4. Além do mandamento «não cometerás adultério», o decálogo diz também «não cobiçarás a mulher do teu... próximo» (Cfr. Ex. 20, 17; Dt. 5, 21. ). Vo enunciado do Sermão da Montanha, Cristo liga-os, de certo modo, um com o outro: «quem olhar para uma mulher, desejando-a, já cometeu adultério com ela no seu coração». Todavia, não se trata tanto de distinguir o alcance daqueles dois mandamentos do decálogo, quanto de salientar a dimensão da acção interior, à qual se referem também as palavras: «não cometerás adultério». Essa acção encontra a sua expressão visível no «acto do corpo», acto em que participam o homem e a mulher contra a lei da exclusividade matrimonial. A casuística dos livros do Antigo Testamento, compreendida no sentido de investigar aquilo que, segundo critérios exteriores, constituía tal «acto do corpo» e, ao mesmo tempo, orientada para combater o adultério, abria-lhe vários «subterfúgios» legais (2). Deste modo, baseado nos múltiplos compromissos «pela dureza do... coração» (Mt. 19, 8), o sentido do mandamento, querido pelo Legislador, sofria uma deformação. Olhava-se apenas à observância legal da fórmula que não «superabundava» na justiça interior dos corações. Cristo transpõe a essência do problema para outra dimensão, quando diz: «Quem olhar para uma mulher, desejando-a, já cometeu adultério com ela no seu coração». (Segundo antigas traduções «...já cometeu adultério com ela no seu coração», fórmula que parece ser mais exacta) (3).

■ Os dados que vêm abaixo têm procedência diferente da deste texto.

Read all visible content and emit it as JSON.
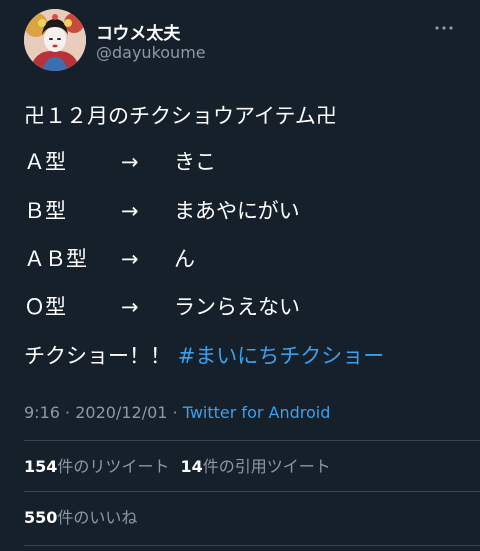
{
  "author": {
    "display_name": "コウメ太夫",
    "handle": "@dayukoume",
    "avatar_icon": "geisha-portrait-avatar"
  },
  "menu": {
    "icon": "more-options-icon"
  },
  "tweet": {
    "title_line": "卍１２月のチクショウアイテム卍",
    "rows": [
      {
        "type": "Ａ型",
        "arrow": "→",
        "result": "きこ"
      },
      {
        "type": "Ｂ型",
        "arrow": "→",
        "result": "まあやにがい"
      },
      {
        "type": "ＡＢ型",
        "arrow": "→",
        "result": "ん"
      },
      {
        "type": "Ｏ型",
        "arrow": "→",
        "result": "ランらえない"
      }
    ],
    "closing": "チクショー！！",
    "hashtag": "#まいにちチクショー"
  },
  "meta": {
    "time": "9:16",
    "separator": "·",
    "date": "2020/12/01",
    "source": "Twitter for Android"
  },
  "stats": {
    "retweets_count": "154",
    "retweets_label": "件のリツイート",
    "quotes_count": "14",
    "quotes_label": "件の引用ツイート",
    "likes_count": "550",
    "likes_label": "件のいいね"
  },
  "colors": {
    "background": "#15202b",
    "link": "#3b9fed",
    "secondary_text": "#8b98a5",
    "divider": "#38444d"
  }
}
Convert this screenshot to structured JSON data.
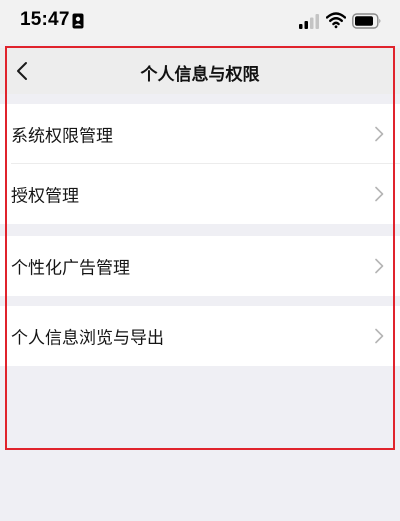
{
  "status_bar": {
    "time": "15:47",
    "icons": [
      "id-card-icon",
      "signal-icon",
      "wifi-icon",
      "battery-icon"
    ]
  },
  "nav": {
    "title": "个人信息与权限",
    "back_icon": "chevron-left-icon"
  },
  "groups": [
    {
      "items": [
        {
          "label": "系统权限管理",
          "icon": "chevron-right-icon"
        },
        {
          "label": "授权管理",
          "icon": "chevron-right-icon"
        }
      ]
    },
    {
      "items": [
        {
          "label": "个性化广告管理",
          "icon": "chevron-right-icon"
        }
      ]
    },
    {
      "items": [
        {
          "label": "个人信息浏览与导出",
          "icon": "chevron-right-icon"
        }
      ]
    }
  ],
  "colors": {
    "background": "#efeff4",
    "nav_background": "#ededed",
    "row_background": "#ffffff",
    "highlight_border": "#e0232c",
    "chevron": "#b5b5b5"
  }
}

Assim, portanto, Cristo apela para o homem interior. Fá-lo mais que uma vez e em diversas circunstâncias. Neste caso isto torna-se particularmente explícito e eloquente, não só no que diz respeito à configuração do ethos evangélico, mas também no que se refere ao modo de ver o homem. Não é, pois, só a razão ética, mas também a antropológica a aconselhar que nos detenhamos mais demoradamente sobre o texto de Mt. 5, 27-28, que contém as palavras pronunciadas por Cristo no Sermão da Montanha.
Notas
1. Ich kenne kein grandioseres Zeugnis für eine solche Neuerschliessung eines ganzen Wertbereic•hes, die das altere Ethos relativiert, ais die Bergpredigt, die auch in ihrer Form ais Zeugnis solcher Neuerschliessung und Relativierung der alteren «Gesetzes» -- werte sich überall kundgibt: «lch aber sage euch» (Max Scheler, Der Formalismus in der Ethik und die materiale Wertethik, Halle a.d.S., Verlag M. Niemeyer, 1921, p. 316 n. 1).
2. A este propósito, cfr. a continuação das presentes meditações.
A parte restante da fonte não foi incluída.